Segundo parecer técnico-científico sobre efeitos e uso da maconha, emitido pela Coordenadoria Estadual Antidrogas – Cead, a psicóloga Sonia Alice Felde Maia alerta que "há uma associação consistente entre o uso de cannabis e o primeiro surto psicótico em indivíduos jovens. O uso de cannabis aumenta o risco de incidência de esquizofrenia em indivíduos com e sem outros fatores predisponentes e leva a um pior prognóstico para aqueles indivíduos com clara vulnerabilidade para um transtorno psicótico. Há evidências de associação entre o uso frequente de cannabis e diagnóstico de depressão."

Assim, tratar o consumo apenas como tema de saúde, é menosprezar a realidade de que o Estado somente poderá intervir nessa seara se o usuário assim o desejar – como hoje ocorre com fumantes, por exemplo. Com a proposta de legalização, se a pessoa não quiser, não haverá a força coercitiva da justiça criminal a impor-lhe consequências pela posse, ainda que esteja tendo problemas relacionados diretamente ao uso da droga.

O atual art.28, da Lei de Drogas, ao prever como crime a aquisição ou guarda da droga para uso pessoal (não se pune o uso, mas a sua posse) já não prevê mais a pena privativa de liberdade como a anterior Lei 6.368/76, mas a imposição de prestação de serviço à comunidade e medidas educativas, que poderiam ser aperfeiçoadas pelo Estado, para uma melhor efetividade.

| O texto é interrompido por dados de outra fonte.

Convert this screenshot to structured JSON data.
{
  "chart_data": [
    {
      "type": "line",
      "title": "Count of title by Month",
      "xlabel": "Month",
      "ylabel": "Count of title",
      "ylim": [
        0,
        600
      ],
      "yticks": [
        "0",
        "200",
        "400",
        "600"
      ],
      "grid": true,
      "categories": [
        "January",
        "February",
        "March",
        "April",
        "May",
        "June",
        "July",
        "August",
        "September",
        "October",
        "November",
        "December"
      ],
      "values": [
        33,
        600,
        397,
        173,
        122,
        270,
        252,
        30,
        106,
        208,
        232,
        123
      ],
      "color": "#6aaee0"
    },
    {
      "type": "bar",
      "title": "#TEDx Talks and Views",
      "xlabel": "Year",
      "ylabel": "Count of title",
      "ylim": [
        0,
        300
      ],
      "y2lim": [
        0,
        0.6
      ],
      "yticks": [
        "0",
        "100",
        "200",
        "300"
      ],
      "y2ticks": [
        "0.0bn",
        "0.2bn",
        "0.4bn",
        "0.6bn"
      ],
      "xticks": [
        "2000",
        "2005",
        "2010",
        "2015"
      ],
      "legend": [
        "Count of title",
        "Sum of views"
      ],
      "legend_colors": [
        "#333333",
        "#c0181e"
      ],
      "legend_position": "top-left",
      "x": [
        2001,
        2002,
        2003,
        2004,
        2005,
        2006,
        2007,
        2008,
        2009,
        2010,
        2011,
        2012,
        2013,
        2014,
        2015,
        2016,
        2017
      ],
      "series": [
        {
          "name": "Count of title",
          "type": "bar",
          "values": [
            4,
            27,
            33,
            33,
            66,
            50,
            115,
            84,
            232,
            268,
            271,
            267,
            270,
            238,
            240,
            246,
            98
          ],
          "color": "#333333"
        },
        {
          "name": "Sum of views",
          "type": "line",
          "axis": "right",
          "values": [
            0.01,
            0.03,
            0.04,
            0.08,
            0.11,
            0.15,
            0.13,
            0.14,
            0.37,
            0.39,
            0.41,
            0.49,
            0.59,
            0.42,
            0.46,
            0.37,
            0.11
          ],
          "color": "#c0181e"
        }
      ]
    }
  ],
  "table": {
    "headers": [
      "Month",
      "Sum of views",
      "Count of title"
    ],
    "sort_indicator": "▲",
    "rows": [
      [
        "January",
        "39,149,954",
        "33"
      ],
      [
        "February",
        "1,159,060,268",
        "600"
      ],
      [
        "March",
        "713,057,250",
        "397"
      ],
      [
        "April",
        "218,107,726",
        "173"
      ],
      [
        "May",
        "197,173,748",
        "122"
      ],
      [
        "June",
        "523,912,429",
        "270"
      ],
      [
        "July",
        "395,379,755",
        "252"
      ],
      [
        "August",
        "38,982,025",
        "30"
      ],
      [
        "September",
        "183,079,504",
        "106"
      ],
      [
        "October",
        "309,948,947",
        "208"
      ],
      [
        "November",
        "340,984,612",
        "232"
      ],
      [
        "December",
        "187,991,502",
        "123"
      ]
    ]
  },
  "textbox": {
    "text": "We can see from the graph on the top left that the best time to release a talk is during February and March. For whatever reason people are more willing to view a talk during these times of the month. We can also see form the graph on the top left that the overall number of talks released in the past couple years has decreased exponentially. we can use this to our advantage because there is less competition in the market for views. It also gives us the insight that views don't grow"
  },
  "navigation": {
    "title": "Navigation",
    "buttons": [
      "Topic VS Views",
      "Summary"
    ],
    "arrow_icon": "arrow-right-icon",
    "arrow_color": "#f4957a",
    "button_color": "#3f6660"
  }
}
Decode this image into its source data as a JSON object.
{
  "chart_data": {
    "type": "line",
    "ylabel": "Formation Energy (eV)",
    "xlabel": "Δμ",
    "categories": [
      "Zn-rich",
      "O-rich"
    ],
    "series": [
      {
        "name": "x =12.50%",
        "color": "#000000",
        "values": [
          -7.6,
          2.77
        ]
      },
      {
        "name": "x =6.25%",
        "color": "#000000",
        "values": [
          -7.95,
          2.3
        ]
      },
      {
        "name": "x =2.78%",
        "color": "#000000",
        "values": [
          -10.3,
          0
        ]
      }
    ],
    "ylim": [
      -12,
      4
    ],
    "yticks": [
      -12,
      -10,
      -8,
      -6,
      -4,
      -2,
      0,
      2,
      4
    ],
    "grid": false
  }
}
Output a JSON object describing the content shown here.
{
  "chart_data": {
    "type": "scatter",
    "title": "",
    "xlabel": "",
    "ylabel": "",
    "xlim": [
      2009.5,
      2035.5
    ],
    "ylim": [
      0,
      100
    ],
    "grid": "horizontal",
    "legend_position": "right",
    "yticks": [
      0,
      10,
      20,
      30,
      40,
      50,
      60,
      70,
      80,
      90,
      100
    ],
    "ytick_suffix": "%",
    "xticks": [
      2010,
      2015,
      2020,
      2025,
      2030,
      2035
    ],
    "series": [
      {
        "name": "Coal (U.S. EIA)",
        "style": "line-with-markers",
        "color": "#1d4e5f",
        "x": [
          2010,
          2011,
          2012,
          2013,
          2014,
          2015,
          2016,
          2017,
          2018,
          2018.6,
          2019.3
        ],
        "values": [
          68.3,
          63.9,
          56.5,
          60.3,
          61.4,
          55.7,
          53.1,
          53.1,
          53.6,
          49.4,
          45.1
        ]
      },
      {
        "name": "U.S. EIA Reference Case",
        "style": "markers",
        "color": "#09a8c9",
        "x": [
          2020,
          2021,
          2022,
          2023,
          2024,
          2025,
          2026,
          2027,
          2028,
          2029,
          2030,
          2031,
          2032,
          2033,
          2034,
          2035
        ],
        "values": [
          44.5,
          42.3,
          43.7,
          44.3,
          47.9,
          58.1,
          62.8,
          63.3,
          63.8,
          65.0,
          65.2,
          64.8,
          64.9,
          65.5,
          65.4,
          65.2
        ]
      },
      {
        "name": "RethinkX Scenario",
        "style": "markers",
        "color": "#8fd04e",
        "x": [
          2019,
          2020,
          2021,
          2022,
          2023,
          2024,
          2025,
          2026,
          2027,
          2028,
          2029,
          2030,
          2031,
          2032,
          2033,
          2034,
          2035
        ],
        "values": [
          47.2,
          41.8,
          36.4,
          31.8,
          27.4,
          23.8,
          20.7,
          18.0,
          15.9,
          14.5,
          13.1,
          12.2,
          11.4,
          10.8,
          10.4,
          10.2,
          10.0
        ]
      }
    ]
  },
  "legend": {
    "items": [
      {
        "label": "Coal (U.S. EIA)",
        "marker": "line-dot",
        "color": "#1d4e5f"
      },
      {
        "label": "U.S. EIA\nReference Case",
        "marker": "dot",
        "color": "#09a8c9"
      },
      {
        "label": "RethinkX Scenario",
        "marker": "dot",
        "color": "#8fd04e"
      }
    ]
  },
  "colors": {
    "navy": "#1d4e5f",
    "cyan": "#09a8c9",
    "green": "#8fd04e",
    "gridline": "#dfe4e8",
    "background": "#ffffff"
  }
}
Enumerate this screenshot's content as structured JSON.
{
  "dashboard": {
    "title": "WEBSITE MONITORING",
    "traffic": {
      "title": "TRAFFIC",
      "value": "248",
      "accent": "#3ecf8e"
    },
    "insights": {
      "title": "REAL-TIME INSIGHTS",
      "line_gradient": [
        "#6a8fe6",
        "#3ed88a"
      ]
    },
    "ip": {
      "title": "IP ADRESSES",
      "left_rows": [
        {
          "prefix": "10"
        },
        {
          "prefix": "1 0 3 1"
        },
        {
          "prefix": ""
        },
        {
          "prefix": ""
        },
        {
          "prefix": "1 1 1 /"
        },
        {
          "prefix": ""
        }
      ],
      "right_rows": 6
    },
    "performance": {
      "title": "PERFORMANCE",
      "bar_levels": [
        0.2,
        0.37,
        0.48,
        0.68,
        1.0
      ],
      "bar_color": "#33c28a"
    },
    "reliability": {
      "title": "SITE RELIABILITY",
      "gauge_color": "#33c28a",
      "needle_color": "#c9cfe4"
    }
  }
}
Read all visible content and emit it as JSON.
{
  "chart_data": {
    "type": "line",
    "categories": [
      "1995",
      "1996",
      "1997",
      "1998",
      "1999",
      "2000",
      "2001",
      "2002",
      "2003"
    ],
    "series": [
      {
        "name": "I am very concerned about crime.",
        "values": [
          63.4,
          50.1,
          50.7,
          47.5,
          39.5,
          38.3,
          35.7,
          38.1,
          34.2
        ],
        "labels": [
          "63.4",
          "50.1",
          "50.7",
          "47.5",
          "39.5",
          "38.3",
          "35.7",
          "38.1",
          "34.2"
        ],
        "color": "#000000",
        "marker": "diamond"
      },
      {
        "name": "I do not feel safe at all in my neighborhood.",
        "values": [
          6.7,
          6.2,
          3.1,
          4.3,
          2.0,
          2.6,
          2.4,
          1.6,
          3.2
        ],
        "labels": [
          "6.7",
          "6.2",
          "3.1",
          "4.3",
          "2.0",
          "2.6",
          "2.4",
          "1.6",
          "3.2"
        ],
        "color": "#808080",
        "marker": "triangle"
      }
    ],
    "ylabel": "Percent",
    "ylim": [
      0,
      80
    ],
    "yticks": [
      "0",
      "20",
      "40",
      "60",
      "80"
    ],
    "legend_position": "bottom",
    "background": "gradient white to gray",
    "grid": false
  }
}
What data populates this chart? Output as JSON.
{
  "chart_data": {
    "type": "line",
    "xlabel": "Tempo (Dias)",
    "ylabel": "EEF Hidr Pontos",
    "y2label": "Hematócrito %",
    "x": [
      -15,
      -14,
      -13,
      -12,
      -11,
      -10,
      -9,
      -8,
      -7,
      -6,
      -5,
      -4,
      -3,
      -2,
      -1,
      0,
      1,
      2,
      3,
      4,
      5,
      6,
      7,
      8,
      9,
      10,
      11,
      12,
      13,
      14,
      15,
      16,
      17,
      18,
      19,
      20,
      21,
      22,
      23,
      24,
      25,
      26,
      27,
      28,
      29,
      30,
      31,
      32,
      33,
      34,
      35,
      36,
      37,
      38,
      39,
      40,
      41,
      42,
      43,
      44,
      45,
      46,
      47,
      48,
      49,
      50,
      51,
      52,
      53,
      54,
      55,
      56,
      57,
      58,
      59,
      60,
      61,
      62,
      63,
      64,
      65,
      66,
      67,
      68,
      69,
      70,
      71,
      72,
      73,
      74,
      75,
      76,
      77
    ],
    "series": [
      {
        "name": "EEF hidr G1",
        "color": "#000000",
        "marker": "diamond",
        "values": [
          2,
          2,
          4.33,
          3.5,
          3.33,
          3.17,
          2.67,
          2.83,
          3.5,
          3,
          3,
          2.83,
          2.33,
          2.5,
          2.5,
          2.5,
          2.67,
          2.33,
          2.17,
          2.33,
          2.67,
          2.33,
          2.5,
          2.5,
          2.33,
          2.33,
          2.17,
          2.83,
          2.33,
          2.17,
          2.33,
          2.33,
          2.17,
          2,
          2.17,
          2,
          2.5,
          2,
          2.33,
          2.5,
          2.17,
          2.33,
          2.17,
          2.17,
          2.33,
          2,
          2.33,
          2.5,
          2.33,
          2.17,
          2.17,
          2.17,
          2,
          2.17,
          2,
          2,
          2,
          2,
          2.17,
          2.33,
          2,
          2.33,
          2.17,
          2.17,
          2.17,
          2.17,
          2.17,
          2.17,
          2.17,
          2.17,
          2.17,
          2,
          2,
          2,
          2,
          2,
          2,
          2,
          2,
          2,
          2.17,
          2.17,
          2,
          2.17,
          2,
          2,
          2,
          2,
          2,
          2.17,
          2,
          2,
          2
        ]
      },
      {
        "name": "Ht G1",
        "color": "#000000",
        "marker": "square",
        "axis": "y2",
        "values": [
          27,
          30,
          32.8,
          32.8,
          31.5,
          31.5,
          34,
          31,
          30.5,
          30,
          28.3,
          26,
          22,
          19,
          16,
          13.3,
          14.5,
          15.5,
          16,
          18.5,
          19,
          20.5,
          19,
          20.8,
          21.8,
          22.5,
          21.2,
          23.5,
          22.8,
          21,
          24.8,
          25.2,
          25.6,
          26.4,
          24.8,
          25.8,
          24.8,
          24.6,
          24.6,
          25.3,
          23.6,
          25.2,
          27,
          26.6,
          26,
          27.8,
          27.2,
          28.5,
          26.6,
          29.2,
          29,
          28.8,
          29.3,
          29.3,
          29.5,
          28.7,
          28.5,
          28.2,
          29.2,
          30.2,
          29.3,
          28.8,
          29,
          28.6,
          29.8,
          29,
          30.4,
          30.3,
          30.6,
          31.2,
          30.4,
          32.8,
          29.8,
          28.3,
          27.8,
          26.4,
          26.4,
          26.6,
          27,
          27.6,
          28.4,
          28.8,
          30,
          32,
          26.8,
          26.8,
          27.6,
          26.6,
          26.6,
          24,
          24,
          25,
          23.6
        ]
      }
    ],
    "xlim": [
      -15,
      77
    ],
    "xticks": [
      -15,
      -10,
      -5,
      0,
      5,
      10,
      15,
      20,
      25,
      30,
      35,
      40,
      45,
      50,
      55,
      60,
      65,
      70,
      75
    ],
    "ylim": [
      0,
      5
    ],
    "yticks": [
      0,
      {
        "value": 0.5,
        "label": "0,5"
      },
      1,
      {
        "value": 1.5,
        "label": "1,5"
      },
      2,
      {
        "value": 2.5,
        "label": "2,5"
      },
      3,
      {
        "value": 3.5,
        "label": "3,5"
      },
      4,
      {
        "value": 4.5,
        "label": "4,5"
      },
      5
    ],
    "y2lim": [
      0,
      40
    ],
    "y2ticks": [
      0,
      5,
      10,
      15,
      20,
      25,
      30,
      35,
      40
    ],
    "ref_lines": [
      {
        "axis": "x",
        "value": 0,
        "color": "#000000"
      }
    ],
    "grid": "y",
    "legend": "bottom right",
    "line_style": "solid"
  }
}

Há também a defesa da descriminalização da posse para uso pessoal de maconha sob a assertiva de que o dano que esta erva causa é equivalente ao álcool. Este argumento igualmente não prospera, pois é notório que o álcool atualmente é ingerido de forma absolutamente abusiva pelos jovens, para desespero de pais e alerta de médicos e, portanto, a forma com que se está conduzindo a questão do álcool no país não se revela como modelo apto a solucionar a problemática do consumo da maconha.

Importante também abrir espaço para lembrar que a descriminalização não é desejada pela população curitibana, consoante se infere do levantamento de opinião divulgado pela Gazeta do Povo, noticiando que 80% dos curitibanos não aprova a legalização da posse da maconha para uso pessoal.

Conclui-se, pois, que a legalização não diminuirá o consumo da maconha: apenas reduzirá os impeditivos para o seu consumo, pois acabará com os freios inibitórios da prática de uma conduta ilegal. Se por um lado é correto afirmar que apenas a proibição não impede a conduta criminosa; por outro, vale lembrar que o recente tratamento legal mais rigoroso em relação aos motoristas que dirigem sob influência de álcool representou uma redução sensível nas mortes no trânsito em todo o país.

Rosângela Gaspari é promotora de Justiça do Ministério Público do Paraná. Trabalha no Centro de Apoio Operacional das Promotorias de Justiça Criminais, do Júri e de Execuções Penais.